The Sealed Container
The core artifact in Oversight is the .sealed file. It's a structured container that bundles everything needed to verify provenance and decrypt the document. The outer layer is a canonical JSON manifest containing the sender's public key, the recipient's public key fingerprint, a content hash, an RFC 3161 timestamp token, a Merkle tree inclusion proof from the transparency log, and the policy constraints (time windows, open counts, jurisdiction). Inside the manifest sits the encrypted payload: the watermarked document encrypted with a per-seal symmetric key derived via HKDF-SHA256 from the X25519 shared secret.
The manifest is signed by the sender using Ed25519 (or, in hybrid mode, Ed25519 + ML-DSA-65). This signature covers the entire manifest including the content hash, so any tampering with the ciphertext, the policy, or the metadata invalidates the seal. The recipient verifies the signature, checks the inclusion proof against the transparency log's signed tree head, validates the RFC 3161 timestamp, enforces the policy, and only then decrypts.
I chose canonical JSON for the manifest rather than a binary format like CBOR or Protobuf because human readability matters for auditability. When a forensic analyst is examining a sealed file during an incident response, they should be able to read the manifest with cat and jq, not a specialized decoder. The performance cost is negligible for the document sizes Oversight targets.
The Reference Implementation
The initial implementation is in Python, using PyNaCl for the X25519/XChaCha20-Poly1305/Ed25519 primitives and liboqs-python for the post-quantum extensions. Python was the right choice for a reference implementation because readability matters more than performance at this stage. The seal and open operations on a typical 50-page document take under 200 milliseconds on commodity hardware; cryptographic throughput is not the bottleneck.
The Python SDK lives in oversight/core/ with the watermarking engine in oversight/watermark/, the crypto layer in oversight/crypto/, and the transparency log in oversight/tlog/. The test suite has 34 Python-side tests covering the full pipeline: seal, open, watermark embed, watermark extract, cross-recipient verification failure, policy enforcement, and timestamp validation. I've since built a parallel Rust implementation (covered in a later post) with an additional 42 tests, bringing the total to 76 across both languages.
Where This Is Going
The immediate goal is a formal write-up targeting USENIX Security 2027. The protocol is novel enough in its combination of recipient-bound encryption with multi-layer watermarking and transparency logging that I believe it merits peer review. I want the cryptographic community to find the holes before anyone depends on this for real operational security.

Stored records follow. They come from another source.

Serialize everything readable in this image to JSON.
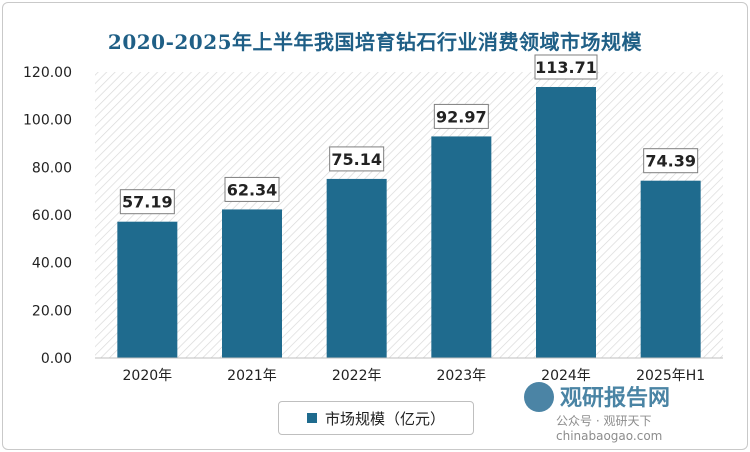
{
  "chart_data": {
    "type": "bar",
    "title": "2020-2025年上半年我国培育钻石行业消费领域市场规模",
    "categories": [
      "2020年",
      "2021年",
      "2022年",
      "2023年",
      "2024年",
      "2025年H1"
    ],
    "series": [
      {
        "name": "市场规模（亿元）",
        "values": [
          57.19,
          62.34,
          75.14,
          92.97,
          113.71,
          74.39
        ]
      }
    ],
    "data_labels": [
      "57.19",
      "62.34",
      "75.14",
      "92.97",
      "113.71",
      "74.39"
    ],
    "y_ticks": [
      "0.00",
      "20.00",
      "40.00",
      "60.00",
      "80.00",
      "100.00",
      "120.00"
    ],
    "ylim": [
      0,
      120
    ],
    "xlabel": "",
    "ylabel": "",
    "grid": false,
    "legend_position": "bottom",
    "colors": {
      "bar": "#1f6b8e",
      "title": "#1f5f86",
      "plot_hatch": "#d9d9d9"
    }
  },
  "watermark": {
    "logo_text": "观研报告网",
    "sub_text": "公众号 · 观研天下 chinabaogao.com"
  }
}
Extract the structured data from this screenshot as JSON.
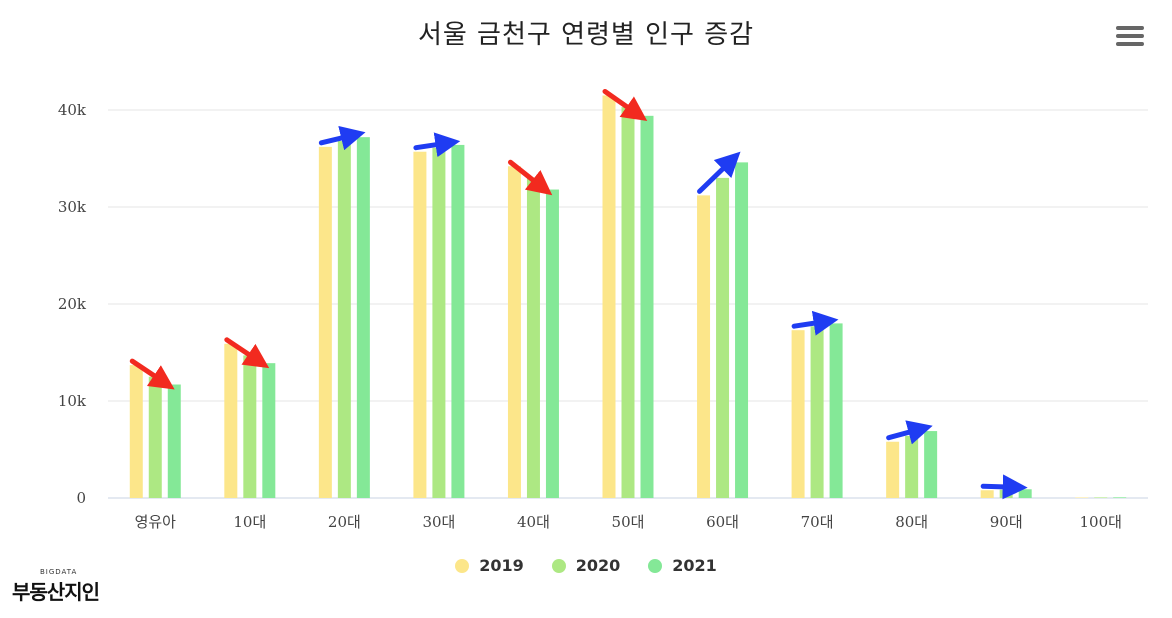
{
  "title": "서울 금천구 연령별 인구 증감",
  "logo": {
    "small": "BIGDATA",
    "main": "부동산지인"
  },
  "colors": {
    "2019": "#fce68a",
    "2020": "#ade883",
    "2021": "#84e897",
    "arrow_down": "#f22a1f",
    "arrow_up": "#1f3cf2",
    "grid": "#e6e6e6"
  },
  "chart_data": {
    "type": "bar",
    "title": "서울 금천구 연령별 인구 증감",
    "categories": [
      "영유아",
      "10대",
      "20대",
      "30대",
      "40대",
      "50대",
      "60대",
      "70대",
      "80대",
      "90대",
      "100대"
    ],
    "series": [
      {
        "name": "2019",
        "values": [
          13700,
          15900,
          36200,
          35700,
          34200,
          41500,
          31200,
          17300,
          5800,
          800,
          50
        ]
      },
      {
        "name": "2020",
        "values": [
          12500,
          14700,
          36800,
          36100,
          33000,
          40300,
          33000,
          17700,
          6400,
          850,
          60
        ]
      },
      {
        "name": "2021",
        "values": [
          11700,
          13900,
          37200,
          36400,
          31800,
          39400,
          34600,
          18000,
          6900,
          900,
          70
        ]
      }
    ],
    "yticks": [
      "0",
      "10k",
      "20k",
      "30k",
      "40k"
    ],
    "ylim": [
      0,
      45000
    ],
    "grid": true,
    "legend_position": "bottom-center",
    "arrows": [
      "down",
      "down",
      "up",
      "up",
      "down",
      "down",
      "up",
      "up",
      "up",
      "up",
      "none"
    ]
  }
}
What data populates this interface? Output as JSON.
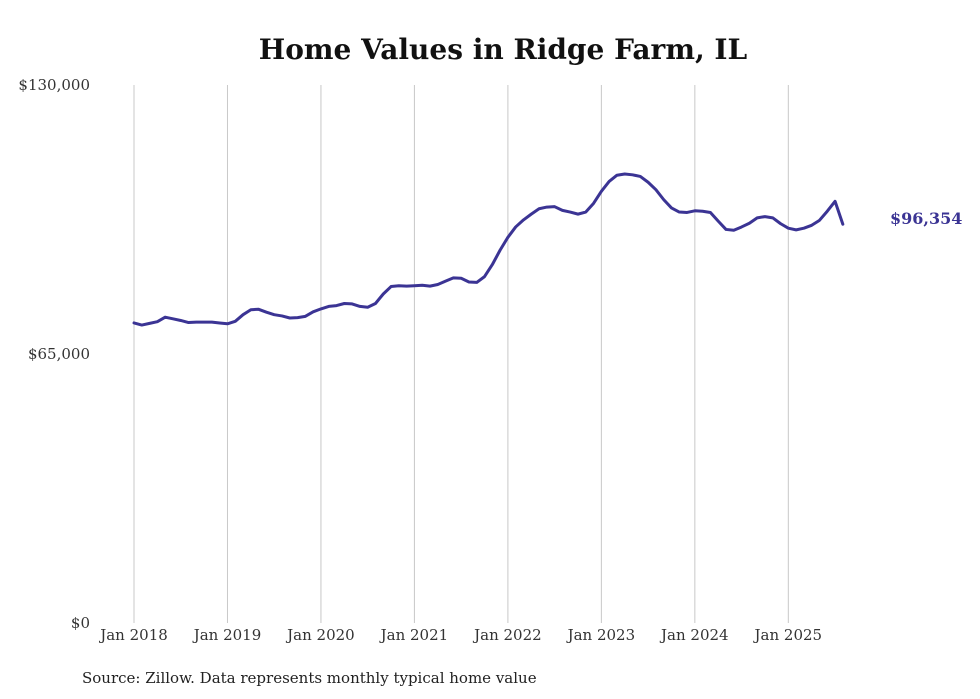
{
  "chart_data": {
    "type": "line",
    "title": "Home Values in Ridge Farm, IL",
    "xlabel": "",
    "ylabel": "",
    "ylim": [
      0,
      130000
    ],
    "yticks": [
      0,
      65000,
      130000
    ],
    "ytick_labels": [
      "$0",
      "$65,000",
      "$130,000"
    ],
    "xtick_labels": [
      "Jan 2018",
      "Jan 2019",
      "Jan 2020",
      "Jan 2021",
      "Jan 2022",
      "Jan 2023",
      "Jan 2024",
      "Jan 2025"
    ],
    "xtick_months": [
      0,
      12,
      24,
      36,
      48,
      60,
      72,
      84
    ],
    "xlim_months": [
      0,
      95
    ],
    "grid": "vertical",
    "series": [
      {
        "name": "Typical home value",
        "color": "#3b3494",
        "start": "Jan 2018",
        "values": [
          72500,
          72000,
          72400,
          72800,
          73900,
          73500,
          73100,
          72600,
          72700,
          72700,
          72700,
          72500,
          72300,
          72900,
          74500,
          75700,
          75800,
          75100,
          74500,
          74200,
          73700,
          73800,
          74100,
          75200,
          75900,
          76500,
          76700,
          77200,
          77100,
          76500,
          76300,
          77200,
          79500,
          81300,
          81500,
          81400,
          81500,
          81600,
          81400,
          81800,
          82600,
          83400,
          83300,
          82400,
          82300,
          83700,
          86600,
          90100,
          93200,
          95700,
          97400,
          98800,
          100100,
          100500,
          100600,
          99700,
          99300,
          98800,
          99300,
          101400,
          104300,
          106700,
          108200,
          108500,
          108300,
          107900,
          106500,
          104700,
          102300,
          100300,
          99300,
          99200,
          99600,
          99500,
          99200,
          97100,
          95100,
          94900,
          95700,
          96600,
          97900,
          98200,
          97900,
          96500,
          95400,
          95000,
          95400,
          96100,
          97300,
          99500,
          101900,
          96354
        ]
      }
    ],
    "end_label": "$96,354",
    "source": "Source: Zillow. Data represents monthly typical home value"
  }
}
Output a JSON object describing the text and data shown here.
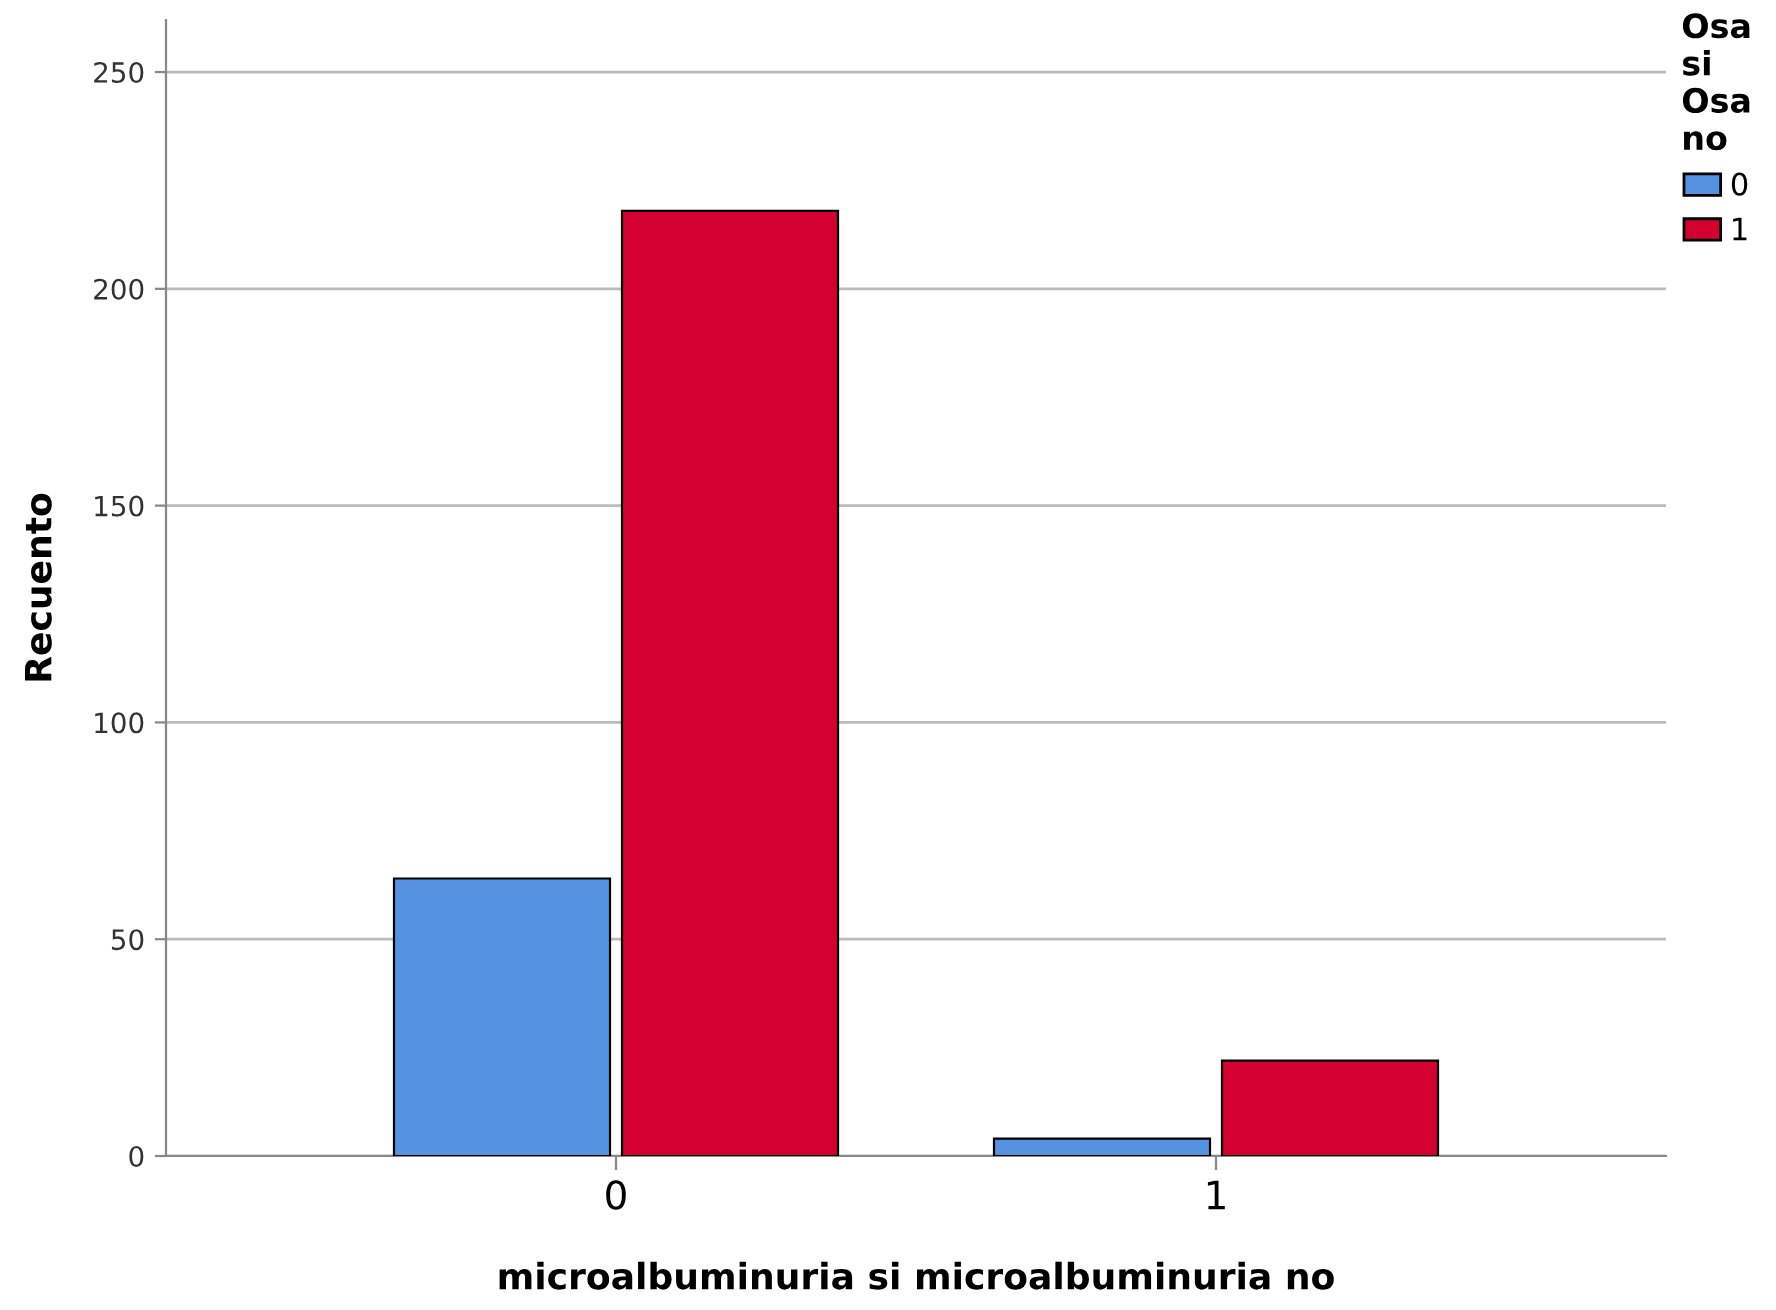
{
  "chart_data": {
    "type": "bar",
    "xlabel": "microalbuminuria si microalbuminuria no",
    "ylabel": "Recuento",
    "legend_title": "Osa si Osa no",
    "categories": [
      "0",
      "1"
    ],
    "series": [
      {
        "name": "0",
        "color": "#5593e2",
        "values": [
          64,
          4
        ]
      },
      {
        "name": "1",
        "color": "#d40030",
        "values": [
          218,
          22
        ]
      }
    ],
    "ylim": [
      0,
      262
    ],
    "yticks": [
      0,
      50,
      100,
      150,
      200,
      250
    ],
    "grid": "y",
    "legend": "top right"
  }
}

Longer term, I want a Trail of Bits audit of both the Python and Rust implementations. That's expensive, but it's the standard I hold other security tooling to, and Oversight should meet the same bar. Until that audit happens, I'm clear in the documentation: this is research-grade software, not production-hardened infrastructure. Use it to understand the ideas. Don't use it to protect state secrets. Not yet.